Using an extra long upholstery needle, sew large stitches through the horse hair and into the burlap layer underneath. Sew one or two large stitches then tie the string in a not on the top side of the horse hair.
The tacks are not as evenly spaced as intended, but I had to lift up the horse hair to thread the needle through the burlap the back up through horse hair. This lifting and threading made for very uneven stitches. A curved upholstery needle would have been the right tool to use, but I chose to make do with what I had on hand.
Pad with Cotton and Dacron
With the horse hair secured, put on a layer of cotton and a layer of Dacron. (I don’t have pictures of the cotton.) Cut the Dacron roughly the size of the chair seat plus a few inches on all sides then lay it on the chair.
In order for the Dacron to lay smoothly around the legs and arms of the chair, you need to make some relief cuts.
Make relief cuts for each arm and the back legs of the chair then tuck the Dacron around the horse hair.
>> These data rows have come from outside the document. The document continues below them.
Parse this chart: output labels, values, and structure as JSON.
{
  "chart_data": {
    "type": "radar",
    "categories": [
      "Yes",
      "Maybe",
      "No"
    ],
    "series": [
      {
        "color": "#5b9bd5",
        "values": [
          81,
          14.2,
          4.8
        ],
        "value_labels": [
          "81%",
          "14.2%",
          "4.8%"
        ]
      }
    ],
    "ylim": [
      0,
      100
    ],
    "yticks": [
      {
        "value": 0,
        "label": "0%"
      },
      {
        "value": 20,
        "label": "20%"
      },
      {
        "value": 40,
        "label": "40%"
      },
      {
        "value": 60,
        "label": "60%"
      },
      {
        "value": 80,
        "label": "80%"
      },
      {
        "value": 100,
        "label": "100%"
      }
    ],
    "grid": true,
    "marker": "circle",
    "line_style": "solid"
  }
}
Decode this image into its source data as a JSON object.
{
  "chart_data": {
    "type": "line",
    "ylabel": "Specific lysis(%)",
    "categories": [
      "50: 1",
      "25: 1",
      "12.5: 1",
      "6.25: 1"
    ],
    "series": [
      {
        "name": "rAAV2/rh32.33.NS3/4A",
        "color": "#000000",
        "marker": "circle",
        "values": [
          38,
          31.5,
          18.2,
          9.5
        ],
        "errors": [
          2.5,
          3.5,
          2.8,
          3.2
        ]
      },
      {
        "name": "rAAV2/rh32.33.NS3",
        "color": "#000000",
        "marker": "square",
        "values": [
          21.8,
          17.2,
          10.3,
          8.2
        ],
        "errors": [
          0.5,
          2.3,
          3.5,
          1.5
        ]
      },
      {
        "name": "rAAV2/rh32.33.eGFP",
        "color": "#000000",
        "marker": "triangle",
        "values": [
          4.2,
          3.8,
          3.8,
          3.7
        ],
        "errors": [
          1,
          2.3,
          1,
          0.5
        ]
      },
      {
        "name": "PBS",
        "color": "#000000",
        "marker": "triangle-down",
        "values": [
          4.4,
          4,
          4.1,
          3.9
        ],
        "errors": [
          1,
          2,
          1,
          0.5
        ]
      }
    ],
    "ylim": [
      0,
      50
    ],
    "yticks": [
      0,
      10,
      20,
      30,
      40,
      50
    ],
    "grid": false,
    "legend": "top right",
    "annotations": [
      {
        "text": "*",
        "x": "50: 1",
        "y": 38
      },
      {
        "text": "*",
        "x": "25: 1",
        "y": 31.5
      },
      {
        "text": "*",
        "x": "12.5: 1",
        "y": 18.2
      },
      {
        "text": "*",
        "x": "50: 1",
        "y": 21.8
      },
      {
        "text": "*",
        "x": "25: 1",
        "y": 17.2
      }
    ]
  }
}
If I was doing this over again, I would secure the Dacron with staples instead of tucking it, like in this tutorial. The next step, securing the top layer of muslin, was a little difficult since I didn’t staple down the Dacron. The Dacron kept popping out when I pulled the muslin taut.
Layer of Muslin
The last step to build the cushion of the chair is to staple down a layer of muslin over the entire seat. Cut the muslin to roughly the size of the chair seat plus several inches on either side.
I barely bought enough muslin, so the depth of the seat barely had any extra. I didn’t have to go out to buy another cut though. That’s a win!
Pull taut and staple the muslin in the same North/South/West/East pattern as the burlap layers.
Continue working around the chair until the muslin is smooth and taut.
Trim the muslin very close to the staples, all the way around the chair. When finished, this chair will have the wood frame on the sides, front, and back exposed. I was careful to not staple the muslin too close to the decorative edging. The top layer of upholstery will need to be secured right up against that trim, so I needed to leave room for those staples.
To build the cushion of this wood framed side chair, I started with a firm, taut layer of burlap covering the jute webbing. An edge roll was secured all the way around the outer edge of the wood frame to improve comfort and aesthetics. On top of the burlap came a 3 inch thick layer of horse hair. It was secured with large tacks into the burlap layer. Next came a layer of plush cotton (not pictured), and finally, a layer of springy Dacron to finished off the cushion. Holding all the layers together is a layer of muslin, stapled securely into the sides of the frame, covering all the padding, edge roll, and burlap.
These steps to build the cushion came together surprisingly quick. Once again, I’m kicking myself for delaying this project so long! Up next is the final layer of upholstery and a row of nail head trim. I have a feeling I have my work cut out for me in this step!
Thoughts on putting this cushion together? Should there have been a layer of foam on top of the jute webbing? Did the horse hair replace the need for that? At the end of the day, the chair will be functional and comfortable, so I’m not overly worried. I do like to know the proper way to do things though. Do share if you know!